Sonja berät seit zwanzig Jahren verzweifelte Eltern am Elterntelefon in Radebeul. Dabei hat sie schon viele unterschiedliche Geschichten zu hören bekommen. © Claudia Hübschmann

Landkreis Meißen. Das Telefon klingelt. Einmal, zweimal. „Hallo, hier ist das Elterntelefon.“ Sonja sitzt mit dem Telefonhörer am Ohr da und wartet. Auf der anderen Seite weint eine Frau. Sie kann kaum sprechen, doch Sonja wartet geduldig, bis sie sich beruhigt hat. „Nehmen Sie sich Zeit“, sagt Sonja. „Stellen Sie sich vor, ich bin eine Freundin, der Sie sich anvertrauen können.“ Die Anrufende kann sich langsam beruhigen und erzählt vom Auf und Ab ihres Familienlebens.
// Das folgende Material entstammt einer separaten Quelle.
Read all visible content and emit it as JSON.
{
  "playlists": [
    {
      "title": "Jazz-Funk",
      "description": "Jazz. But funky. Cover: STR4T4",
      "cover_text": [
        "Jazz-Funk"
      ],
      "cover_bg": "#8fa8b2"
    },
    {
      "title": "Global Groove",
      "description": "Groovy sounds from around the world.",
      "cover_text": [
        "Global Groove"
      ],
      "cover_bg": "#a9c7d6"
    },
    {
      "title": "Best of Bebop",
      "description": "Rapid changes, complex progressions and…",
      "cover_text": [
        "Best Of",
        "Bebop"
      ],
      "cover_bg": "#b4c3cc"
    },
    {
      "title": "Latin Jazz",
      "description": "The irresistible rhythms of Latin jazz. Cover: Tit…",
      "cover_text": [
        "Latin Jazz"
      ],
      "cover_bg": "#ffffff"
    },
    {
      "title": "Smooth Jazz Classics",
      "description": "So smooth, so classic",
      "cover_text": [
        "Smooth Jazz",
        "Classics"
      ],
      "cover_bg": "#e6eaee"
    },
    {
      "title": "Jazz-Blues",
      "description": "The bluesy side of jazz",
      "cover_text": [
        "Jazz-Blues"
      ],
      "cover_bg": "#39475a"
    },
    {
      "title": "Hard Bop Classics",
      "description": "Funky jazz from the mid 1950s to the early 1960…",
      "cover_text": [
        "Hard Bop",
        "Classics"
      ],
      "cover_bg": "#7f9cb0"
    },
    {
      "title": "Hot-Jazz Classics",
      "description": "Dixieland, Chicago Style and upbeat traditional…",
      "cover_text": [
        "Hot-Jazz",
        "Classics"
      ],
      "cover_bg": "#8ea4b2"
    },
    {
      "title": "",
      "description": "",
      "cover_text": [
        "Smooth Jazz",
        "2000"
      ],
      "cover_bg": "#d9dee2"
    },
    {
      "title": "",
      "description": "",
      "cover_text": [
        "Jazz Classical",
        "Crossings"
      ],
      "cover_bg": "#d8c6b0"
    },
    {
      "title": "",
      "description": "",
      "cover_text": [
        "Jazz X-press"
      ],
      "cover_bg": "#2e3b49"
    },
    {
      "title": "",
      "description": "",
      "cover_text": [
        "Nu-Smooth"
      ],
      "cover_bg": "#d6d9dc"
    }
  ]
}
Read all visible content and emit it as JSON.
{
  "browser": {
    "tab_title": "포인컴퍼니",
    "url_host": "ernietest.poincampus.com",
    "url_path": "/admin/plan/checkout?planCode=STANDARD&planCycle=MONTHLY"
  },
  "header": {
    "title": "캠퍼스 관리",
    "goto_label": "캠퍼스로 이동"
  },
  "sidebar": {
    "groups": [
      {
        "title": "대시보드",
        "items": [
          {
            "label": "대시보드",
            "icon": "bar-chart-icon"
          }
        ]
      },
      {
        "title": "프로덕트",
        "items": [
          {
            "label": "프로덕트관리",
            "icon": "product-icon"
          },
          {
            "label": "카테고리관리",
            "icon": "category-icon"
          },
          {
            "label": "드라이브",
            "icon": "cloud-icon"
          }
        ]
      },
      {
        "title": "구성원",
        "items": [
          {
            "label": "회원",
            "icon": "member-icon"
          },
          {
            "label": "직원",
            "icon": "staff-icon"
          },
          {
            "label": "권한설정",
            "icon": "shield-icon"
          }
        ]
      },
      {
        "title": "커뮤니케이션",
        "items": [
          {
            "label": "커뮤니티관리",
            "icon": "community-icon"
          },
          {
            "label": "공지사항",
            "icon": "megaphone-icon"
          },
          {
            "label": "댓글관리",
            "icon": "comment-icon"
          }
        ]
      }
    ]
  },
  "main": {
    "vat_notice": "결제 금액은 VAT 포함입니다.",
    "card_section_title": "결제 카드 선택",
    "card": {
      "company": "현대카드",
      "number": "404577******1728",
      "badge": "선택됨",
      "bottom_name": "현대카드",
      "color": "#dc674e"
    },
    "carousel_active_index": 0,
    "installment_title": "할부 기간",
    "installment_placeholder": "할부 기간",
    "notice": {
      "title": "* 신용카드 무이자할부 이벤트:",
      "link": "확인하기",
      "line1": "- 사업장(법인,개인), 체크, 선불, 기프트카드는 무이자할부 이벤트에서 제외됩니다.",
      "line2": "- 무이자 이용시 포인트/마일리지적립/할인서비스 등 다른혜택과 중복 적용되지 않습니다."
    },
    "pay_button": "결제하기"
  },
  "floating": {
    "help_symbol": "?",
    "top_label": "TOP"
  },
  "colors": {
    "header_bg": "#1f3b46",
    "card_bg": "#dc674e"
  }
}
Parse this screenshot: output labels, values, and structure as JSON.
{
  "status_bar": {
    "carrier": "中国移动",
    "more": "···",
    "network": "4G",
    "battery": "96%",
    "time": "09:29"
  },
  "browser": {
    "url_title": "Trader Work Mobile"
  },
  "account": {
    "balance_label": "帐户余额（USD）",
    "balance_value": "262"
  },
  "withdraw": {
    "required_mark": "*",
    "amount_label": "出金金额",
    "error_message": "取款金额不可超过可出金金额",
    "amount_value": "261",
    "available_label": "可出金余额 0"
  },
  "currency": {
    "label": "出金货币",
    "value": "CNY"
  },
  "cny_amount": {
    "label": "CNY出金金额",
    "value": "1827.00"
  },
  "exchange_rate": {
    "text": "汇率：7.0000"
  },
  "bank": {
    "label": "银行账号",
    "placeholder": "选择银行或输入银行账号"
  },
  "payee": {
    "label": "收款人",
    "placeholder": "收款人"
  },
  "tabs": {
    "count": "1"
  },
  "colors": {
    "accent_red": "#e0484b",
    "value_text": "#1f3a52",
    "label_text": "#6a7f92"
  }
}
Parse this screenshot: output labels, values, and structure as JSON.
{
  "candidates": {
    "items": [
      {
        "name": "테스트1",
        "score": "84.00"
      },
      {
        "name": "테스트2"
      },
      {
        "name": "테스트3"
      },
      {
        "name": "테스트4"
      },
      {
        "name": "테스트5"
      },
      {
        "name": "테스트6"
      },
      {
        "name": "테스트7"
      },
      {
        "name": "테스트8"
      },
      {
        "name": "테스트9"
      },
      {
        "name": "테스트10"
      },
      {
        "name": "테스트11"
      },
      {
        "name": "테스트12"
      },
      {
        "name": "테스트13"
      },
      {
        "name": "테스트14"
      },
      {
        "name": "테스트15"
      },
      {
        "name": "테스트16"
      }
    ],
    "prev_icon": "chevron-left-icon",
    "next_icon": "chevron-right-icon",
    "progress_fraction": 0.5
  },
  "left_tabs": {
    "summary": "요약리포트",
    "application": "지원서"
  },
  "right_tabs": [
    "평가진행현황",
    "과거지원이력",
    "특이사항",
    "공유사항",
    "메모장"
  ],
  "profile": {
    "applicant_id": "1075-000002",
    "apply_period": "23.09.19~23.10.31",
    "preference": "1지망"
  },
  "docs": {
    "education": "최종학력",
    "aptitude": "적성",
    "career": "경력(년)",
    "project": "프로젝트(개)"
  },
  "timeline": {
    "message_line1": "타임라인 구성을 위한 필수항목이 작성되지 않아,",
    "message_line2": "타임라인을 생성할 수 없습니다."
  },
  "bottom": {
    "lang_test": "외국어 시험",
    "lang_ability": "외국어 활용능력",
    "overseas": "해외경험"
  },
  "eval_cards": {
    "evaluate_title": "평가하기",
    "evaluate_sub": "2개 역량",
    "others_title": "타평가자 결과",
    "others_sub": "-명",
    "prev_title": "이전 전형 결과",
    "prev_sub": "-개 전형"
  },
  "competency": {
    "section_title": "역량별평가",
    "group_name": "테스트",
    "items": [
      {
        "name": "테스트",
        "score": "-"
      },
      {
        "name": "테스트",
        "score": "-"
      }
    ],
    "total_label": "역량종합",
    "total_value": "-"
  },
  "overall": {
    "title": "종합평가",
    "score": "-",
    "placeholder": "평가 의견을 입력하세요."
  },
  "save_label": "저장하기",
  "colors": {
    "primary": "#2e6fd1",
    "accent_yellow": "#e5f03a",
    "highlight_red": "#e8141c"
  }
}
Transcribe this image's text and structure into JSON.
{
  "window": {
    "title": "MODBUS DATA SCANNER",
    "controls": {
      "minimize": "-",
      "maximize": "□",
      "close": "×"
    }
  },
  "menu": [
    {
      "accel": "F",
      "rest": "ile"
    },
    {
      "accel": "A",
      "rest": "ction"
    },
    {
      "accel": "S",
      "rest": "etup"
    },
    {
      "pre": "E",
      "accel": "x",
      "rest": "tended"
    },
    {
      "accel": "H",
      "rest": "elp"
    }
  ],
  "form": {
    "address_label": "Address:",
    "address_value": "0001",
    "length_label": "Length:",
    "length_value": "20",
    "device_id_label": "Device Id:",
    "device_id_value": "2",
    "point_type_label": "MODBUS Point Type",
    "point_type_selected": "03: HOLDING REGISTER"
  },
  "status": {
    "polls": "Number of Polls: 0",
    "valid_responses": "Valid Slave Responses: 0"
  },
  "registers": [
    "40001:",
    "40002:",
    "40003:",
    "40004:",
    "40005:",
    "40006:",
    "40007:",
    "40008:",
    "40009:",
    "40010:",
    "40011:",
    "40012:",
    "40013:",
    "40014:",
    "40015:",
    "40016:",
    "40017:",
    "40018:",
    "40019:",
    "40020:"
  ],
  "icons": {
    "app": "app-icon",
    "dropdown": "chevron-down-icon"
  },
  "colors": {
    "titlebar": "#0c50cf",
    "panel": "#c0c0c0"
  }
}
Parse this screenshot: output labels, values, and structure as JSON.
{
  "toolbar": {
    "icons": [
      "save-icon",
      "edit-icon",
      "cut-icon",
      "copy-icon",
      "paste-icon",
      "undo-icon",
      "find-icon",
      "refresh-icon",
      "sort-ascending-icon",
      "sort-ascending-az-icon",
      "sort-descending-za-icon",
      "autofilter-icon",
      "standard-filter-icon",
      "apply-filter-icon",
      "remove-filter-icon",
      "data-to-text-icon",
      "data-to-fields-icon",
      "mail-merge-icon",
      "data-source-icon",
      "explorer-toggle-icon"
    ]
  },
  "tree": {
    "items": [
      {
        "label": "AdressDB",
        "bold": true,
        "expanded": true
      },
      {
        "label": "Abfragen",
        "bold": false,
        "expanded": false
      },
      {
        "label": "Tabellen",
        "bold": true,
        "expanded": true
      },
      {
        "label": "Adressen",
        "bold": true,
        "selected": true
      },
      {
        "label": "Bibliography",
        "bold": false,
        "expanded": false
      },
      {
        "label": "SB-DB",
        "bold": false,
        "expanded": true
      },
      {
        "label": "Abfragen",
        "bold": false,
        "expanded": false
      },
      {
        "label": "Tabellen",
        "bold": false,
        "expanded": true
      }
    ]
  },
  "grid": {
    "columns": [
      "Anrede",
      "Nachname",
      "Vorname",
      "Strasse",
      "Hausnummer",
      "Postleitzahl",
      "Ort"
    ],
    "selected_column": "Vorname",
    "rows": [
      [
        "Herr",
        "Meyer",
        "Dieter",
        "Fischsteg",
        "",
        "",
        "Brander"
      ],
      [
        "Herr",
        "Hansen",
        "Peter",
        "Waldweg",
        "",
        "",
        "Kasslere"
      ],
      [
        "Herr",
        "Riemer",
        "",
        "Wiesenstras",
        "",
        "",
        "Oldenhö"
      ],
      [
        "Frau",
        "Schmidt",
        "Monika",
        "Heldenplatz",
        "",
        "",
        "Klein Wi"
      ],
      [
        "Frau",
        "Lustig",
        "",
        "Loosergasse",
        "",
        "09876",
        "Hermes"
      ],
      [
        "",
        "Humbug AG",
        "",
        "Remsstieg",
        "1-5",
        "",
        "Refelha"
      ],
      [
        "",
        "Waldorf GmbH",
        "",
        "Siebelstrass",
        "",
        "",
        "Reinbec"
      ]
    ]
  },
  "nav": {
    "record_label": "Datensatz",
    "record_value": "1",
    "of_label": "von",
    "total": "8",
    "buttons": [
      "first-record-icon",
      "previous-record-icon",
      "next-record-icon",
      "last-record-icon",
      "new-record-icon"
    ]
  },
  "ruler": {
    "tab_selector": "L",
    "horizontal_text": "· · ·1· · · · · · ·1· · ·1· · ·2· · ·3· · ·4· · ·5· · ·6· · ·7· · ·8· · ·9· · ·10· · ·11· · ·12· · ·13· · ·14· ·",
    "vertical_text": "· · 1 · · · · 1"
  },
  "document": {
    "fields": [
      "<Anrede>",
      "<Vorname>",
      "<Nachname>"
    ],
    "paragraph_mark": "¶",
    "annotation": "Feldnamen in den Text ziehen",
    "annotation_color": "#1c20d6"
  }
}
Sie ist Mutter zweier Pflegesöhne, elf und dreizehn Jahre alt. Die Jungen ignorieren die aufgestellten Regeln, der ältere lügt oft, befürchtet sie. Sie spricht davon, wie enttäuscht sie gerade ist. Schließlich stecken sie und ihr Mann viel Arbeit und Liebe in die Erziehung der Kinder. „Nehmen Sie das Verhalten der Kinder nicht persönlich. Das ist gerade eine Phase“, sagt Sonja, nachdem die Mutter sich ausgesprochen hat. „Denken Sie an die guten gemeinsamen Zeiten.“ Am Ende des langen Gesprächs, in dem Sonja ihr Mut macht und Ratschläge gibt, fühlt sich die aufgewühlte Mutter besser, hat Sonja den Eindruck.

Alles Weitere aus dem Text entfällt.